Einige Fragen: Kann menschliche Geistigkeit regionale Unterschiede überschreiten wie die Naturwissenschaften, zu haben erfolgt? Werden objektive Wahrheiten allgemeinhin bestätigt, damit ideologische Unterschiede verschwinden und die Welt ein ruhigerer Platz wird? Was ist sie über gegenwärtige Entwürfe der Religion, die Leute ihrer eigenen parochialen Tradition anhaften lässt?

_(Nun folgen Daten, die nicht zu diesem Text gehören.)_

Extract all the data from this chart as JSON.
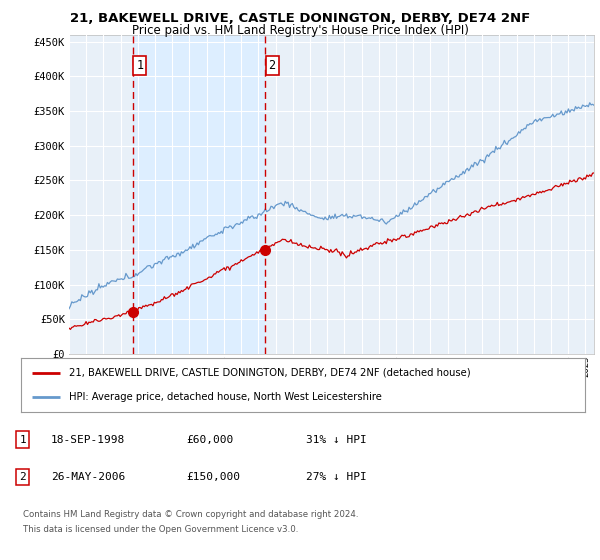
{
  "title1": "21, BAKEWELL DRIVE, CASTLE DONINGTON, DERBY, DE74 2NF",
  "title2": "Price paid vs. HM Land Registry's House Price Index (HPI)",
  "ylabel_values": [
    0,
    50000,
    100000,
    150000,
    200000,
    250000,
    300000,
    350000,
    400000,
    450000
  ],
  "ylim": [
    0,
    460000
  ],
  "xlim_start": 1995.0,
  "xlim_end": 2025.5,
  "sale1_date": 1998.72,
  "sale1_price": 60000,
  "sale1_label": "1",
  "sale2_date": 2006.4,
  "sale2_price": 150000,
  "sale2_label": "2",
  "legend_line1": "21, BAKEWELL DRIVE, CASTLE DONINGTON, DERBY, DE74 2NF (detached house)",
  "legend_line2": "HPI: Average price, detached house, North West Leicestershire",
  "table_row1": [
    "1",
    "18-SEP-1998",
    "£60,000",
    "31% ↓ HPI"
  ],
  "table_row2": [
    "2",
    "26-MAY-2006",
    "£150,000",
    "27% ↓ HPI"
  ],
  "footnote1": "Contains HM Land Registry data © Crown copyright and database right 2024.",
  "footnote2": "This data is licensed under the Open Government Licence v3.0.",
  "red_color": "#cc0000",
  "blue_color": "#6699cc",
  "blue_fill_color": "#ddeeff",
  "background_color": "#ffffff",
  "plot_bg_color": "#e8f0f8",
  "grid_color": "#ffffff"
}
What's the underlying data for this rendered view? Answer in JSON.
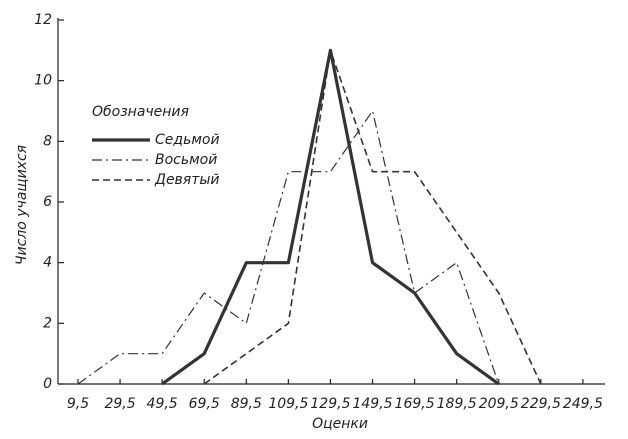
{
  "chart_data": {
    "type": "line",
    "x_label": "Оценки",
    "y_label": "Число учащихся",
    "legend_title": "Обозначения",
    "x": [
      9.5,
      29.5,
      49.5,
      69.5,
      89.5,
      109.5,
      129.5,
      149.5,
      169.5,
      189.5,
      209.5,
      229.5
    ],
    "series": [
      {
        "name": "Седьмой",
        "color": "#333333",
        "values": [
          null,
          null,
          0,
          1,
          4,
          4,
          11,
          4,
          3,
          1,
          0,
          null
        ]
      },
      {
        "name": "Восьмой",
        "color": "#333333",
        "values": [
          0,
          1,
          1,
          3,
          2,
          7,
          7,
          9,
          3,
          4,
          0,
          null
        ]
      },
      {
        "name": "Девятый",
        "color": "#333333",
        "values": [
          null,
          null,
          null,
          0,
          1,
          2,
          11,
          7,
          7,
          5,
          3,
          0
        ]
      }
    ],
    "xlim": [
      0,
      260
    ],
    "ylim": [
      0,
      12
    ],
    "xticks": [
      {
        "value": 9.5,
        "label": "9,5"
      },
      {
        "value": 29.5,
        "label": "29,5"
      },
      {
        "value": 49.5,
        "label": "49,5"
      },
      {
        "value": 69.5,
        "label": "69,5"
      },
      {
        "value": 89.5,
        "label": "89,5"
      },
      {
        "value": 109.5,
        "label": "109,5"
      },
      {
        "value": 129.5,
        "label": "129,5"
      },
      {
        "value": 149.5,
        "label": "149,5"
      },
      {
        "value": 169.5,
        "label": "169,5"
      },
      {
        "value": 189.5,
        "label": "189,5"
      },
      {
        "value": 209.5,
        "label": "209,5"
      },
      {
        "value": 229.5,
        "label": "229,5"
      },
      {
        "value": 249.5,
        "label": "249,5"
      }
    ],
    "yticks": [
      0,
      2,
      4,
      6,
      8,
      10,
      12
    ],
    "grid": false
  }
}
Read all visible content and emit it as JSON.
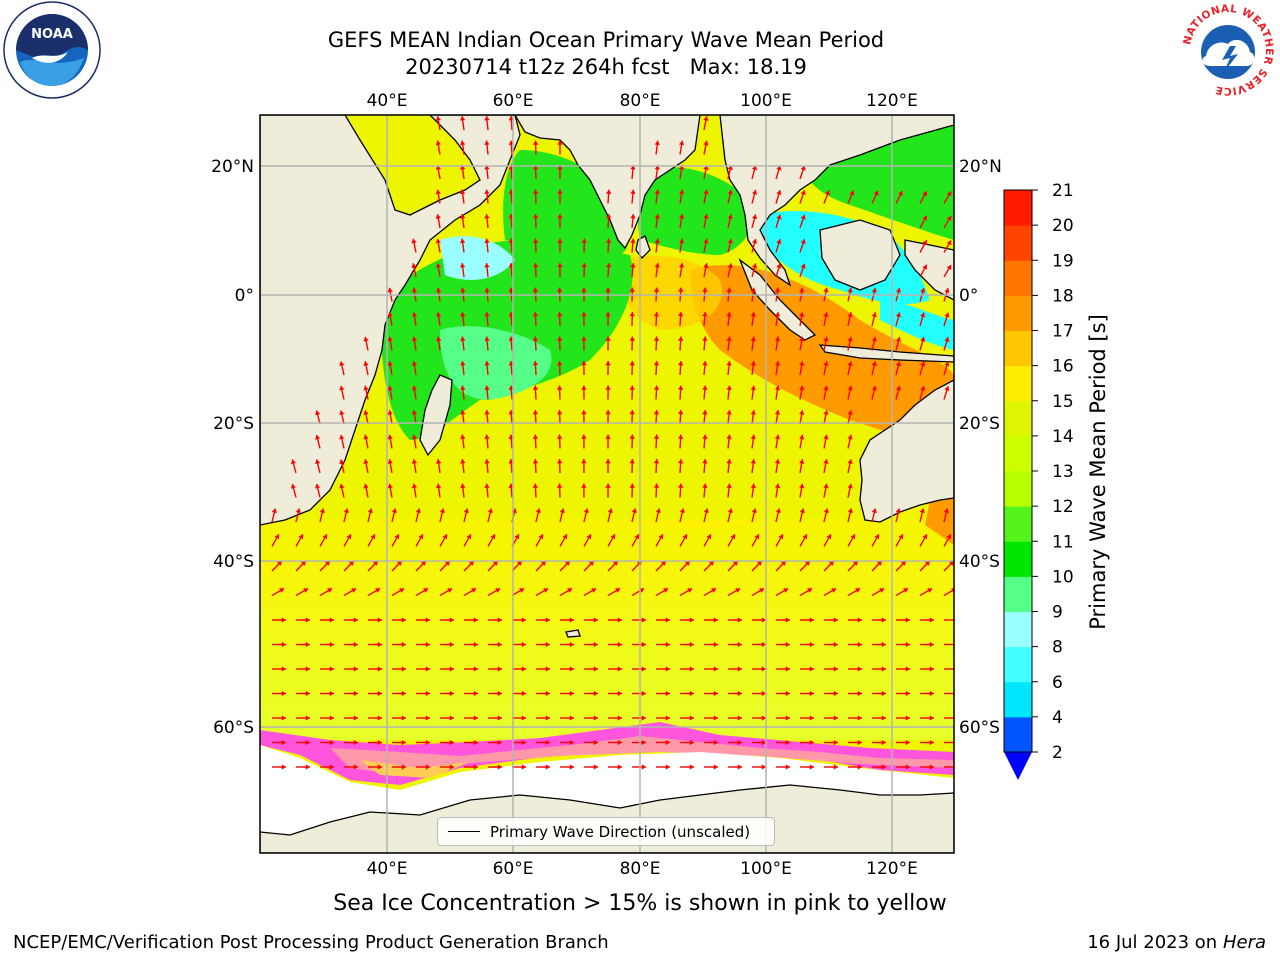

Einige Zusammenfassungen: Die Naturwissenschaften definieren nicht menschliche Identität, also können verschiedene Gruppen von Personen wissenschaftliche Theorien annehmen, ohne persönlich gekompromittiert zu glauben. Religion drückte ursprünglich die Geistigkeit der Stämme aus. Sogar sind die Weltreligionen, die Universalmitgliedschaft erlauben und anregen, mit bestimmten rassischen oder ethnischen Völkern verbunden geworden. Zum Beispiel wird Christentum in den Fernen Osten als Religion der westlichen Völker, römischer Katholizismus ist die Religion der irischen Leute, protestierendes Christentum ist die Religion der Skandinavier, des etc. gesehen. Weil solche Religion auf Glauben eher als Tatsache basiert, scheint es unmöglich, dass die Ankunft eines neuen Satzes Tatsachen Leuten von ihren örtlich festgelegten Sätzen Glauben und sie abrät, mit den Leuten geistig verbinden folglich zu lassen, die unterschiedlichen Glauben halten. Möglicherweise ist- die Lösung zur Schaffung einer eine Weltkultur, damit Leute in zunehmendem Maße sich wenden an alternative Quellen der Geistigkeit bei die alten, teilenden Religionen nicht ausdrücklich zurückweisen. Möglicherweise ist die Lösung, einen neuen Rahmen der Identität zu entwickeln, die Einzelpersonen erlaubt, beide Bürger ihrer eigenen Nation und Bürger der Welt zu sein.

 

Zusätzliche Beobachtung: Die Bibel berichtet, dass Gott am 7. Tag stillstand, nachdem er die natürliche Welt hergestellt hatte. Die hervorragenden Gelehrten der Zivilisation, die die siebentägige Sitzung in Salzburg sich sorgten, standen mitten in der Konferenz, am Donnerstag still.